A soft approach:  The initial phase of the implementation shall have teething problem for both tax payer and administration.  While the focus on part of government shall be to properly capture its tax base as well as their transactions, the trouble is no less for taxpayer as he also shall be facing a lot issues in terms of understanding the new law, upgrading his IT infrastructure to meet the requisites of compliance, training his team etc.  These changes may result in errors and omissions on part of the subjects.  Though intentional evasions can never be ruled out but it is also to be believed that most of the taxpayers are not evaders and thus, an initial moratorium be allowed to all at-least for six months where when pointed out, and when tax and interest is paid by the tax payer, penalty proceedings should not be initiated against them.
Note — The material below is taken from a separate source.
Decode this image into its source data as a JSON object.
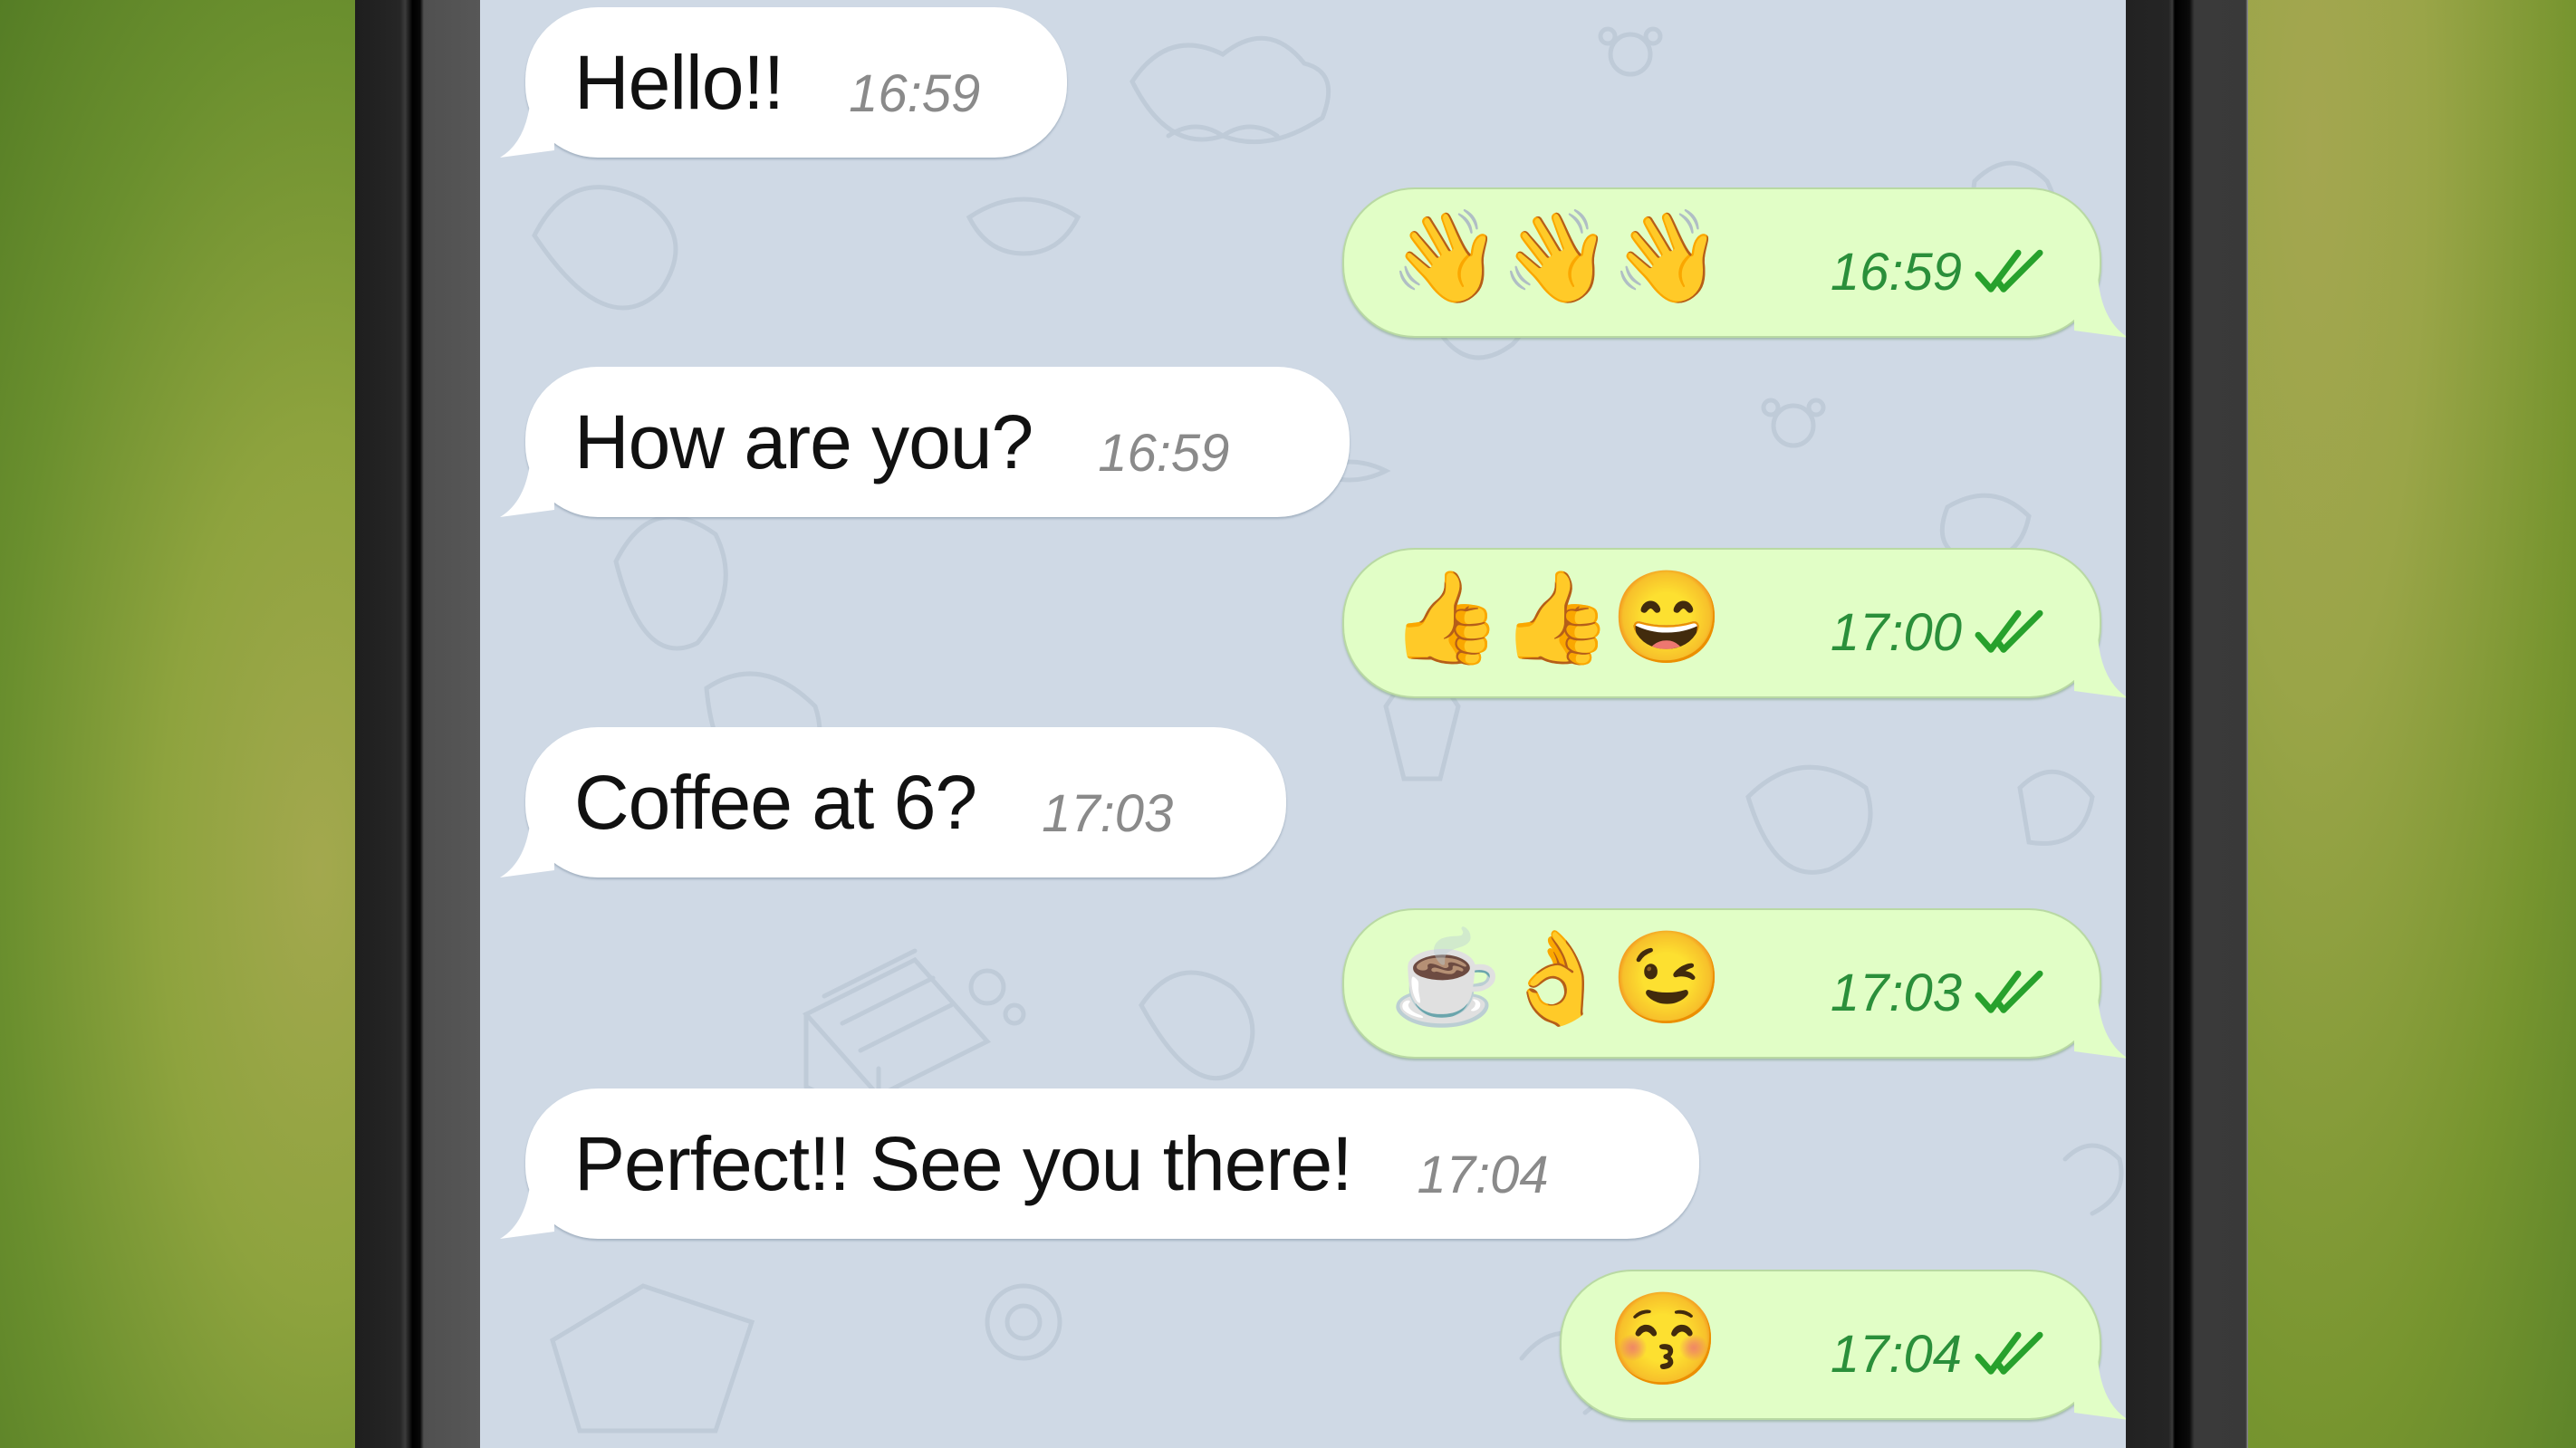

Check on rise in commodity pricing: A basic fear which has grasped the minds of the citizens before the advent of GST is the rise in prices of basic commodities.  Thus, it becomes imperative on part of both Central and State governments to ensure check on commodity prices, particularly food items and medicines and if need be to take counter measures like maintaining stock and ensuring their availability through mass distribution mechanism.

To conclude:

Though each stakeholder might have hundreds of idea to make this proposed legislature better, however, the need of the hour is to provide ideas to make it a success.  Though each of the stakeholders is important, however, being the biggest stakeholder, government need to play the most important part to support all its subjects during this most challenging transformation of Indian Indirect taxation.